On the SO(9) structure of supersymmetric Yang-Mills quantum mechanics

TL;DR

This paper explores the SO(9) symmetry structure in ten-dimensional supersymmetric Yang-Mills quantum mechanics, constructing explicit singlet states and analyzing fermionic representations to understand symmetry properties.

Contribution

It explicitly constructs the simplest SO(9) singlet state with non-zero fermion number, providing a foundation for building invariant subspaces in supersymmetric Yang-Mills quantum mechanics.

Findings

Constructed the simplest SO(9) singlet state with twelve fermions.

Analyzed the fermionic structure of higher SO(9) irreducible representations.

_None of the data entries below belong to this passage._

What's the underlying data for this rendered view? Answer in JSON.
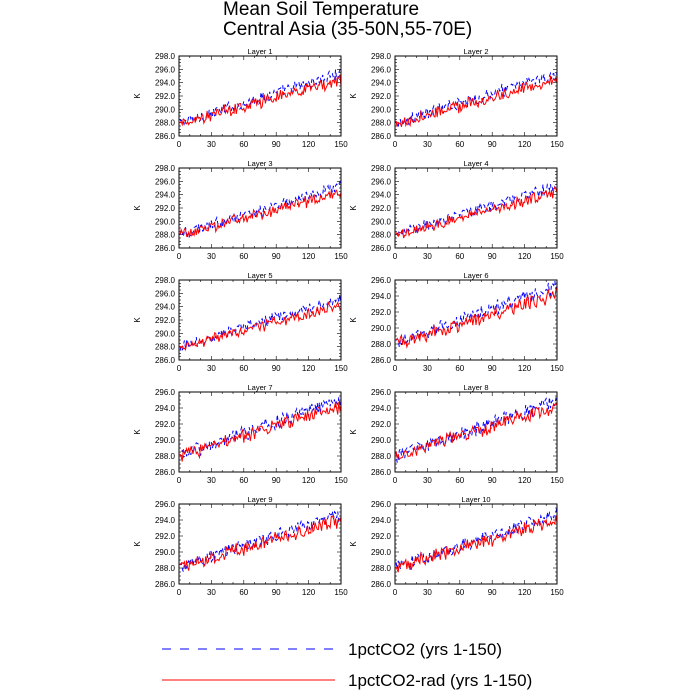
{
  "title": [
    "Mean Soil Temperature",
    "Central Asia (35-50N,55-70E)"
  ],
  "chart_data": {
    "type": "line",
    "title": "Mean Soil Temperature Central Asia (35-50N,55-70E)",
    "ylabel": "K",
    "xlim": [
      0,
      150
    ],
    "x_ticks": [
      0,
      30,
      60,
      90,
      120,
      150
    ],
    "years": [
      1,
      150
    ],
    "series_styles": {
      "1pctCO2 (yrs 1-150)": {
        "color": "#0000ff",
        "dash": "dashed"
      },
      "1pctCO2-rad (yrs 1-150)": {
        "color": "#ff0000",
        "dash": "solid"
      }
    },
    "panels": [
      {
        "name": "Layer 1",
        "ylim": [
          286,
          298
        ],
        "y_ticks": [
          286,
          288,
          290,
          292,
          294,
          296,
          298
        ],
        "series": [
          {
            "name": "1pctCO2 (yrs 1-150)",
            "start": 288.0,
            "end": 295.4
          },
          {
            "name": "1pctCO2-rad (yrs 1-150)",
            "start": 287.9,
            "end": 294.4
          }
        ]
      },
      {
        "name": "Layer 2",
        "ylim": [
          286,
          298
        ],
        "y_ticks": [
          286,
          288,
          290,
          292,
          294,
          296,
          298
        ],
        "series": [
          {
            "name": "1pctCO2 (yrs 1-150)",
            "start": 288.0,
            "end": 295.3
          },
          {
            "name": "1pctCO2-rad (yrs 1-150)",
            "start": 287.9,
            "end": 294.4
          }
        ]
      },
      {
        "name": "Layer 3",
        "ylim": [
          286,
          298
        ],
        "y_ticks": [
          286,
          288,
          290,
          292,
          294,
          296,
          298
        ],
        "series": [
          {
            "name": "1pctCO2 (yrs 1-150)",
            "start": 288.0,
            "end": 295.3
          },
          {
            "name": "1pctCO2-rad (yrs 1-150)",
            "start": 287.9,
            "end": 294.4
          }
        ]
      },
      {
        "name": "Layer 4",
        "ylim": [
          286,
          298
        ],
        "y_ticks": [
          286,
          288,
          290,
          292,
          294,
          296,
          298
        ],
        "series": [
          {
            "name": "1pctCO2 (yrs 1-150)",
            "start": 288.0,
            "end": 295.3
          },
          {
            "name": "1pctCO2-rad (yrs 1-150)",
            "start": 287.9,
            "end": 294.4
          }
        ]
      },
      {
        "name": "Layer 5",
        "ylim": [
          286,
          298
        ],
        "y_ticks": [
          286,
          288,
          290,
          292,
          294,
          296,
          298
        ],
        "series": [
          {
            "name": "1pctCO2 (yrs 1-150)",
            "start": 288.0,
            "end": 295.2
          },
          {
            "name": "1pctCO2-rad (yrs 1-150)",
            "start": 287.9,
            "end": 294.3
          }
        ]
      },
      {
        "name": "Layer 6",
        "ylim": [
          286,
          296
        ],
        "y_ticks": [
          286,
          288,
          290,
          292,
          294,
          296
        ],
        "series": [
          {
            "name": "1pctCO2 (yrs 1-150)",
            "start": 288.1,
            "end": 295.2
          },
          {
            "name": "1pctCO2-rad (yrs 1-150)",
            "start": 288.0,
            "end": 294.3
          }
        ]
      },
      {
        "name": "Layer 7",
        "ylim": [
          286,
          296
        ],
        "y_ticks": [
          286,
          288,
          290,
          292,
          294,
          296
        ],
        "series": [
          {
            "name": "1pctCO2 (yrs 1-150)",
            "start": 288.1,
            "end": 295.0
          },
          {
            "name": "1pctCO2-rad (yrs 1-150)",
            "start": 288.0,
            "end": 294.2
          }
        ]
      },
      {
        "name": "Layer 8",
        "ylim": [
          286,
          296
        ],
        "y_ticks": [
          286,
          288,
          290,
          292,
          294,
          296
        ],
        "series": [
          {
            "name": "1pctCO2 (yrs 1-150)",
            "start": 288.1,
            "end": 294.9
          },
          {
            "name": "1pctCO2-rad (yrs 1-150)",
            "start": 288.0,
            "end": 294.1
          }
        ]
      },
      {
        "name": "Layer 9",
        "ylim": [
          286,
          296
        ],
        "y_ticks": [
          286,
          288,
          290,
          292,
          294,
          296
        ],
        "series": [
          {
            "name": "1pctCO2 (yrs 1-150)",
            "start": 288.2,
            "end": 294.8
          },
          {
            "name": "1pctCO2-rad (yrs 1-150)",
            "start": 288.1,
            "end": 294.1
          }
        ]
      },
      {
        "name": "Layer 10",
        "ylim": [
          286,
          296
        ],
        "y_ticks": [
          286,
          288,
          290,
          292,
          294,
          296
        ],
        "series": [
          {
            "name": "1pctCO2 (yrs 1-150)",
            "start": 288.2,
            "end": 294.7
          },
          {
            "name": "1pctCO2-rad (yrs 1-150)",
            "start": 288.1,
            "end": 294.0
          }
        ]
      }
    ],
    "legend": [
      "1pctCO2 (yrs 1-150)",
      "1pctCO2-rad (yrs 1-150)"
    ],
    "legend_placement": "bottom",
    "grid": false
  }
}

Identified the non-conservation of Majorana-Weyl fermions under rotations.

Abstract

In ten space-time dimensions the number of Majorana-Weyl fermions is not conserved, not only during the time evolution, but also by rotations. As a consequence the empty Fock state is not rotationally symmetric. We construct explicitly the simplest singlet state which provides the starting point for building up invariant SO(9) subspaces. The state has non-zero fermion number and is a complicated combination of the 1360 elementary, gauge invariant, gluinoless Fock states with twelve fermions. Fermionic structure of higher irreps of SO(9) is also briefly outlined.